Anruf in der Redaktion am Sonntagabend, nach der erfolgreichen Entschärfung der Weltkriegsbombe in Frankfurt: Ein Leser aus Mörfelden-Walldorf ist am Telefon, 80 Jahre alt, er hat den Krieg selbst erlebt – und während der letzten Kampfhandlungen seine Mutter verloren. Was in Frankfurt passiert ist, geht ihm nahe.

Nicht nur, weil durch den Fund der britischen Luftmine die schrecklichen Ereignisse plötzlich wieder sehr präsent sind. Er kann es nicht verstehen, dass es Menschen gibt, die in der Sperrzone wohnen und durch die Bombe ihre Bequemlichkeit und ihre Freiheit beschränkt sehen, die am Sonntag lieber ausschlafen würden, die sich am Ende von der Polizei abführen lassen und damit nicht nur den Einsatzkräften, sondern auch ihren Nachbarn die Zeit stehlen. Für so viel unsolidarischen Starrsinn kann es nur eine Erklärung geben: Wir haben keinen Bezug mehr zur Gefahr, die wir nur noch abstrakt aus Filmen und Computerspielen kennen und nicht einschätzen können. Und wir sind nicht bereit, wegen „ein bisschen Bombe“ unsere Komfortzonen zu verlassen.

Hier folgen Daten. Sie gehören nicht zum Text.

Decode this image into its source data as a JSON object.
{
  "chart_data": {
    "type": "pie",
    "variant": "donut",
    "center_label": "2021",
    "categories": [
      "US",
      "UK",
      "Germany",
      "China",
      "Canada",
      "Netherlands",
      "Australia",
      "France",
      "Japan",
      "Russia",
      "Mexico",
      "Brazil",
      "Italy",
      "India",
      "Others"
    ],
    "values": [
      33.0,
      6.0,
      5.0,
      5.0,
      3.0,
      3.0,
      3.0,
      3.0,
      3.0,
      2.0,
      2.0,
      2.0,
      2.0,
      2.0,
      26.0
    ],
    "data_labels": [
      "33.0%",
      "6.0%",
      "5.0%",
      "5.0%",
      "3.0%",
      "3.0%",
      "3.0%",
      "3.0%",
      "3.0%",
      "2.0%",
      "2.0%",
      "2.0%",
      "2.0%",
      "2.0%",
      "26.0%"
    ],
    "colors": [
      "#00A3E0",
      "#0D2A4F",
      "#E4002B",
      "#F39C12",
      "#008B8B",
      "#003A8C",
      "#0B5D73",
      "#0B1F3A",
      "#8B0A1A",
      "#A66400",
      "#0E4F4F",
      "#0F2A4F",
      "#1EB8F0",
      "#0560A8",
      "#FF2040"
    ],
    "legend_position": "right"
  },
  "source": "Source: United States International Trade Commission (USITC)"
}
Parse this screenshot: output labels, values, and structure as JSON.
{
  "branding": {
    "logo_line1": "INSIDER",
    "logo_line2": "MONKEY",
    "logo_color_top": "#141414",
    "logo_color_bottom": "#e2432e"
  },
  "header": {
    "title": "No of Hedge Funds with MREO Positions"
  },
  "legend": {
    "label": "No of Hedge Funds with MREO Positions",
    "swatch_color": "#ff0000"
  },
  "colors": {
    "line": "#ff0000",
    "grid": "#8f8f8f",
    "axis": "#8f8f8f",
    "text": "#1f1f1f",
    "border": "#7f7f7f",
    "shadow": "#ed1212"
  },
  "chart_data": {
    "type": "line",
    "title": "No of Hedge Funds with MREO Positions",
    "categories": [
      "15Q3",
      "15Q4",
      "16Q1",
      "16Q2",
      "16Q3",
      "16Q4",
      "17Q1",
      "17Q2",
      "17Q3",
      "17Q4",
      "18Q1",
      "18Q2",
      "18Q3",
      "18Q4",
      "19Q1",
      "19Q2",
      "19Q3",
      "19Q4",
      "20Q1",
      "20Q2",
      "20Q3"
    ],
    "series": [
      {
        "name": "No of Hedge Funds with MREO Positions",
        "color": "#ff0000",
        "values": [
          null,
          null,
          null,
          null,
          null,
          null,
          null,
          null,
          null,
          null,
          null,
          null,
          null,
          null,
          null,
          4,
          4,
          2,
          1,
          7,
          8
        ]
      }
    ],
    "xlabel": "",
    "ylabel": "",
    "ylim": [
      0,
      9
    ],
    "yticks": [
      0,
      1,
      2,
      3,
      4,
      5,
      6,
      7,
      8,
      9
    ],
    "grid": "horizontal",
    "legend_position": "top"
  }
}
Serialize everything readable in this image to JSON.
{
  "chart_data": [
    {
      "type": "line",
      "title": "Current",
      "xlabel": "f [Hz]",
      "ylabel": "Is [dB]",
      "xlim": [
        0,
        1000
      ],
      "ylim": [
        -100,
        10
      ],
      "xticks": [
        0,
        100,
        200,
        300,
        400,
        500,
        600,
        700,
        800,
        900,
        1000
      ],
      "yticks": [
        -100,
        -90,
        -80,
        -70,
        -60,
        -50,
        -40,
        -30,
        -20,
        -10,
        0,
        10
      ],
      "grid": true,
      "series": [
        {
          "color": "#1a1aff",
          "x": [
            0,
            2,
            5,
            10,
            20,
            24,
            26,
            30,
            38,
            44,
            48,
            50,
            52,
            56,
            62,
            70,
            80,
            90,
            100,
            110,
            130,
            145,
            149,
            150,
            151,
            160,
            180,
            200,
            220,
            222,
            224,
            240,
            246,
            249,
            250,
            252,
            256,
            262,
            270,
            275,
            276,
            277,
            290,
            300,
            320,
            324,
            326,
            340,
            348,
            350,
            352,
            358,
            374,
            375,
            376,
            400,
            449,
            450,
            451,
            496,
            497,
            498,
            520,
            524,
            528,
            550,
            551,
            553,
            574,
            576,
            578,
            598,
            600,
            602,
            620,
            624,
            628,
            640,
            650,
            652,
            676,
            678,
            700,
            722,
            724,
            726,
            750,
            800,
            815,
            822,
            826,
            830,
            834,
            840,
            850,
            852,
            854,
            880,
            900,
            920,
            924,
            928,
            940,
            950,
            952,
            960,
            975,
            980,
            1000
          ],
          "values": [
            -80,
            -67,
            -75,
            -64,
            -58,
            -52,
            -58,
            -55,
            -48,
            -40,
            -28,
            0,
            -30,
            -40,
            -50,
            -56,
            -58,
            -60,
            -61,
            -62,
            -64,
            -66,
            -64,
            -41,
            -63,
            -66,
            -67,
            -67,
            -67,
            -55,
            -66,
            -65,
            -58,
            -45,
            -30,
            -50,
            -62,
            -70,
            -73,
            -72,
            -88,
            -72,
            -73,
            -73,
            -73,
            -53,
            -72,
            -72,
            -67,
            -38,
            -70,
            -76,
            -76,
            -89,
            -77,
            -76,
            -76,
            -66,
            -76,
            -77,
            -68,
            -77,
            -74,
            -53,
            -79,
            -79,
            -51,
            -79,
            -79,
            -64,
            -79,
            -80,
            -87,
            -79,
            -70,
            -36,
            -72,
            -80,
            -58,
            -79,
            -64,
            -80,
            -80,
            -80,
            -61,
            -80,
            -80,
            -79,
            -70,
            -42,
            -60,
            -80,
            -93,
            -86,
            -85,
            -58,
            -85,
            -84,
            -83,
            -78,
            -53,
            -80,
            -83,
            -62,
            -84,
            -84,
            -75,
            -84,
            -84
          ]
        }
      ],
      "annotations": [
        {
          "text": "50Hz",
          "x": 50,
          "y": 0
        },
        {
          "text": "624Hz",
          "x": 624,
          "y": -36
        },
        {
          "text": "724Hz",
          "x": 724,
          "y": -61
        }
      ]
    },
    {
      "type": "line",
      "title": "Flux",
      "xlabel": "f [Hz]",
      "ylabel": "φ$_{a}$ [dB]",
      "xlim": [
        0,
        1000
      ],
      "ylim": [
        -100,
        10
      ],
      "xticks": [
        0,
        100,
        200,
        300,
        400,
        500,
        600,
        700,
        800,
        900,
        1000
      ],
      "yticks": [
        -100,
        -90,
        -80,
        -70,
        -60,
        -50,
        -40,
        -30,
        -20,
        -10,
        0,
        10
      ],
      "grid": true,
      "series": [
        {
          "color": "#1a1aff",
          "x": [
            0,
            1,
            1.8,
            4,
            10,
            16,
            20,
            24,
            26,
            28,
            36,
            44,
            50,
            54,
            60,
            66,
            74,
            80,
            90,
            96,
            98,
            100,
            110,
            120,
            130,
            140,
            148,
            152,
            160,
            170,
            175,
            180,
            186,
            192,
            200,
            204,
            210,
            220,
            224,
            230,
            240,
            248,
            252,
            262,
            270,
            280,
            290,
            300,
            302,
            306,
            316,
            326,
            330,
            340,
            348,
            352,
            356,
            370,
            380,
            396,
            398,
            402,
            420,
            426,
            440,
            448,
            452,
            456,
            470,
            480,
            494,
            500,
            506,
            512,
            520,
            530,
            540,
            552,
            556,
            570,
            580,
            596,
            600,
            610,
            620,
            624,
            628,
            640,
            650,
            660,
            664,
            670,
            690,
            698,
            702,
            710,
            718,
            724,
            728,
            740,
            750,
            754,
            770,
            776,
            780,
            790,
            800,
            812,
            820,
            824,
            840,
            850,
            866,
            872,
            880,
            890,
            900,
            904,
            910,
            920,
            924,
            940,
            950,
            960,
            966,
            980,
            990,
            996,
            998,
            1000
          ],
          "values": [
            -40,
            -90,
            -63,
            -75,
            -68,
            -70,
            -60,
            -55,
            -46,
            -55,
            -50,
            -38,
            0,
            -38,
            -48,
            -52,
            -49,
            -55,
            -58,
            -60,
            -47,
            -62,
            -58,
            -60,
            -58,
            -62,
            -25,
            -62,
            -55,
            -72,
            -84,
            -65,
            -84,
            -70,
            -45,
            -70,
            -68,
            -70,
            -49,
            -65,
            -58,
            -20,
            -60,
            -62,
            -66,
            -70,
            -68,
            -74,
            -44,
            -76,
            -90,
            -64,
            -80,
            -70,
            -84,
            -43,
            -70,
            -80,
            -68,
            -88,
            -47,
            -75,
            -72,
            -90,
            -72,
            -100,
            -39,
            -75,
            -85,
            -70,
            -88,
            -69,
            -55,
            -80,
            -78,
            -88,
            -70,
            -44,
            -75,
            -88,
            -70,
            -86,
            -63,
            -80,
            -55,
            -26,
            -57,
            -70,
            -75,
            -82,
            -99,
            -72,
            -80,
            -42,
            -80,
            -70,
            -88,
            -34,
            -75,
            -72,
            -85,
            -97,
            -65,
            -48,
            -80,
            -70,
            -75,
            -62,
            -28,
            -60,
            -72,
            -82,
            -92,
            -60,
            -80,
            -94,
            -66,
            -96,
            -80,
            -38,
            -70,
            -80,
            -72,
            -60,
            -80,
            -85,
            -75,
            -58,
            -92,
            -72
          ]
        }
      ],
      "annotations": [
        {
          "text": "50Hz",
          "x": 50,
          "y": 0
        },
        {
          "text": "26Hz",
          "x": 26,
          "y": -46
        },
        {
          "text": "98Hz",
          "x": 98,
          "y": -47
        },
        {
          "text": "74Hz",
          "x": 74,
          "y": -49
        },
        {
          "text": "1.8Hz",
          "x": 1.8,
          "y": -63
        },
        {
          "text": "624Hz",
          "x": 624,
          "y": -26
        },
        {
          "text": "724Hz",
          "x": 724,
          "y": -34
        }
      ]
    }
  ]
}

Günter Murr Bild-Zoom Foto: (FNP)
Günter Murr

Aber dieser denkwürdige Frankfurter Sonntag hat auch sehr viel Positives gezeigt: Unsere Sicherheitsbehörden sind in der Lage, eine derart umfangreiche Aktion in kürzester Zeit weitgehend reibungslos zu organisieren. Es stehen viele haupt- und ehrenamtliche Helfer bereit, die nicht auf die Uhr oder auf den Kalender schauen, sondern ganz einfach, ohne lange zu fragen da sind, wo sie gebraucht werden. Und es gibt die zahlreichen privaten Initiativen von Menschen, die für ihre von der Evakuierung betroffenen Nachbarn die Türen öffneten oder ein Programm auf die Beine stellten. Diese schönen Erfahrungen machen Mut und zeigen, dass die rücksichtslosen Egoisten in Frankfurt doch die Ausnahme sind.